Elizabeth Russell

Personal information
- Full name: Elizabeth Ann Russell
- Born: 22 May 1994 (age 32) Solihull, West Midlands, England
- Batting: Left-handed
- Bowling: Right-arm medium
- Role: Bowler

Domestic team information
- 2008–2023: Warwickshire
- 2020–2023: Central Sparks
- 2021–2022: Northern Superchargers

Career statistics
| Competition | WLA | WT20 |
| Matches | 87 | 70 |
| Runs scored | 393 | 155 |
| Batting average | 8.73 | 7.75 |
| 100s/50s | 0/1 | 0/0 |
| Top score | 51 | 30 |
| Balls bowled | 3,415 | 1,036 |
| Wickets | 99 | 42 |
| Bowling average | 22.64 | 23.82 |
| 5 wickets in innings | 1 | 1 |
| 10 wickets in match | 0 | 0 |
| Best bowling | 5/13 | 5/19 |
| Catches/stumpings | 17/– | 12/– |
- Source: CricketArchive, 4 October 2023

= Elizabeth Russell (cricketer) =

English cricketer

Elizabeth Ann Russell (born 22 May 1994) is an English former cricketer who played as a right-arm medium bowler. She played for Warwickshire, Central Sparks and Northern Superchargers.

==Early life==
Russell was born on 22 May 1994 in Solihull, West Midlands.

==Domestic career==
Russell made her county debut in 2008, for Warwickshire against Lancashire. In her first season she was her side's joint-leading wicket-taker, with 8 wickets including 4/32 taken against Surrey. In 2010, she took 15 wickets at an average of 20.53 in the County Championship, the most for her side. In both the 2012 and 2013 County Championships, Russell took 12 wickets, and in 2013 she took her maiden county five-wicket haul, with 5/13 against Essex. Two years later, against the same opponents, she took her first Twenty20 five-wicket haul, 5/19. In 2016 she hit her maiden county half-century, scoring 51 against Somerset.

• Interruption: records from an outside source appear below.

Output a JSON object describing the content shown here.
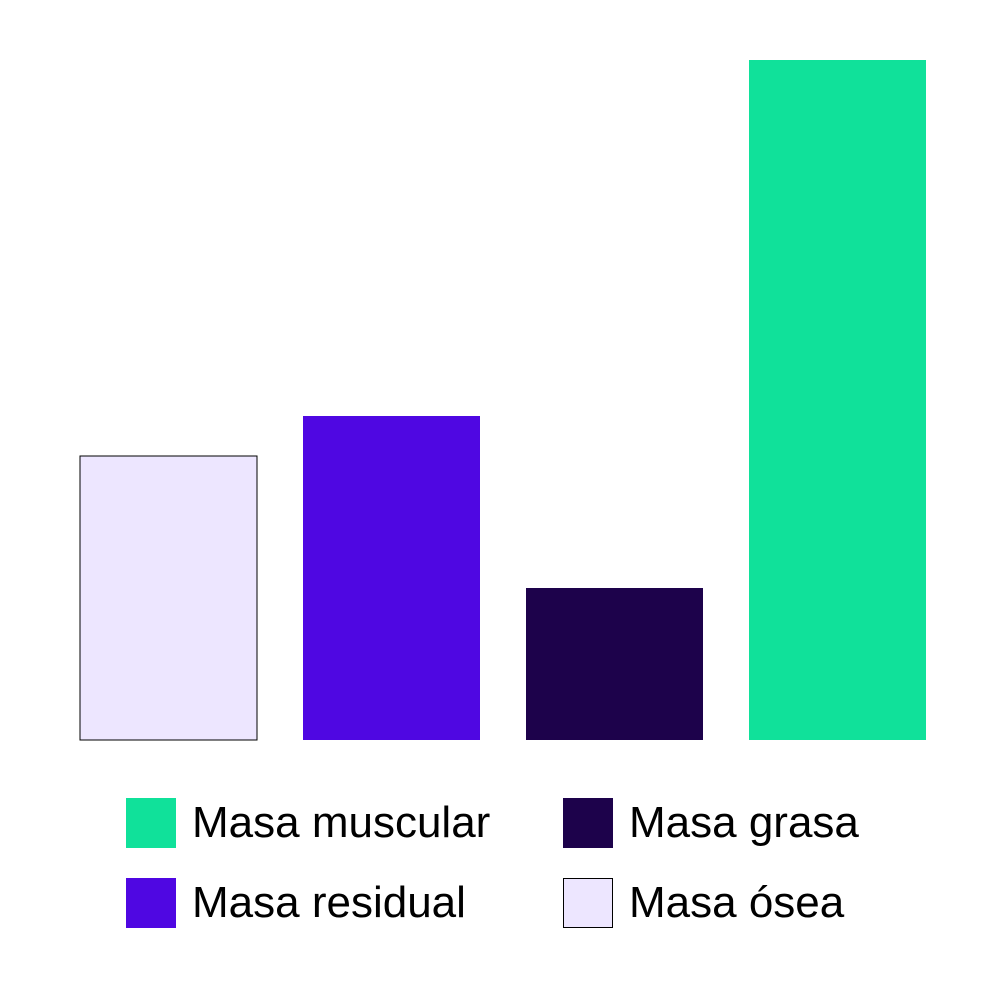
{
  "chart_data": {
    "type": "bar",
    "categories": [
      "Masa ósea",
      "Masa residual",
      "Masa grasa",
      "Masa muscular"
    ],
    "values": [
      14.2,
      16.2,
      7.6,
      34.0
    ],
    "colors": [
      "#ede6ff",
      "#4f07e2",
      "#1d024b",
      "#10e19a"
    ],
    "outline": [
      "#000000",
      null,
      null,
      null
    ],
    "ylim": [
      0,
      36
    ],
    "grid": false,
    "axes_visible": false,
    "legend_placement": "bottom",
    "title": "",
    "xlabel": "",
    "ylabel": ""
  },
  "legend": [
    {
      "label": "Masa muscular",
      "color": "#10e19a"
    },
    {
      "label": "Masa grasa",
      "color": "#1d024b"
    },
    {
      "label": "Masa residual",
      "color": "#4f07e2"
    },
    {
      "label": "Masa ósea",
      "color": "#ede6ff"
    }
  ]
}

Russell had a strong season in 2017, as she took 10 wickets at an average of 7.50 in the County Championship and 9 wickets at an average of 10.66 in the Twenty20 Cup. In 2019, she again took 10 wickets in the County Championship, as well as helping her side to the Division 1 title in the Twenty20 Cup. Russell took five wickets at an average of 31.50 in the 2022 Women's Twenty20 Cup. She played one match in the 2023 Women's Twenty20 Cup.

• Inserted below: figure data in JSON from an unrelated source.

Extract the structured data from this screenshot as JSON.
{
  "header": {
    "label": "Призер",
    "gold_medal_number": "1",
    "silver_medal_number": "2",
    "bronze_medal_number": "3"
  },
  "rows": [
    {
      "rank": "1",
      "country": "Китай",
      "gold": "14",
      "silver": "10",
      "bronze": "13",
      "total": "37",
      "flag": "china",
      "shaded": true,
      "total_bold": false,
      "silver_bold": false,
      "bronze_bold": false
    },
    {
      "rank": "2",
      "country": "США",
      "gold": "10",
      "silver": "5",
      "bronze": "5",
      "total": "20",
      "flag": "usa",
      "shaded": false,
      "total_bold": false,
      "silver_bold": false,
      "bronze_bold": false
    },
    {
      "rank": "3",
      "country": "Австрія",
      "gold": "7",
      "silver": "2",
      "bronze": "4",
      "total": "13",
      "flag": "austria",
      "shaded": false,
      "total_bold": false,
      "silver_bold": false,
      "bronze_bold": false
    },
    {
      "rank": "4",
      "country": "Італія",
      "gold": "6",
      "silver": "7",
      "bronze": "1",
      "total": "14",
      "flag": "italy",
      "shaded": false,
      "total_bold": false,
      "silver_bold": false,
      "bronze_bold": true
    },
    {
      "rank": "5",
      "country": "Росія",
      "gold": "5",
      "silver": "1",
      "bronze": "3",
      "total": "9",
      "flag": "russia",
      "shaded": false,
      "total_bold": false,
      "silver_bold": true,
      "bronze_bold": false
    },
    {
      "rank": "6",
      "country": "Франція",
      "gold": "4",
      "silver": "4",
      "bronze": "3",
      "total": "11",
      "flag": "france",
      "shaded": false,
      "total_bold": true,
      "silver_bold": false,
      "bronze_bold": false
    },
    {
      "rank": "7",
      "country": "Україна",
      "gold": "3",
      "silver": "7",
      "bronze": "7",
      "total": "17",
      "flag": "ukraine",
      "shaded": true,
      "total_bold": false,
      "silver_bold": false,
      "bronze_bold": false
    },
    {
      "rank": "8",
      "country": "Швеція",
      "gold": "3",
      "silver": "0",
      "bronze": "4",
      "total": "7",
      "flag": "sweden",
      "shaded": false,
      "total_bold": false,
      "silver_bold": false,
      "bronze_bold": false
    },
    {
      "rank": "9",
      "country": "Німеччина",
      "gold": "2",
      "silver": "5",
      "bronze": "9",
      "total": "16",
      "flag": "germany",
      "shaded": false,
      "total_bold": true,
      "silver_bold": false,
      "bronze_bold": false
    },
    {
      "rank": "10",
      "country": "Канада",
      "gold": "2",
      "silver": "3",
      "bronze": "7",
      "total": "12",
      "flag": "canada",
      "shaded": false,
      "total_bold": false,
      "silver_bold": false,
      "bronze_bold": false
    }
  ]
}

In 2020, Russell played for Central Sparks in the Rachael Heyhoe Flint Trophy. She appeared in 5 matches, taking 6 wickets at an average of 29.00. Her best performance came in the Sparks' victory over Northern Diamonds, where she took 4/28. She took 4 wickets for her side in the 2021 Rachael Heyhoe Flint Trophy, as well as appearing once in the 2021 Charlotte Edwards Cup. She also signed for Northern Superchargers in The Hundred as a temporary replacement for Helen Fenby due to illness. She played 7 matches for the side, taking two wickets. She played seven matches for Central Sparks in 2022, across the Charlotte Edwards Cup and the Rachael Heyhoe Flint Trophy, taking eight wickets. She also played one match for Northern Superchargers in The Hundred. She was named in the Central Sparks squad for the 2023 season, but did not play a match.

At the end of the 2023 season, Russell announced her retirement from cricket.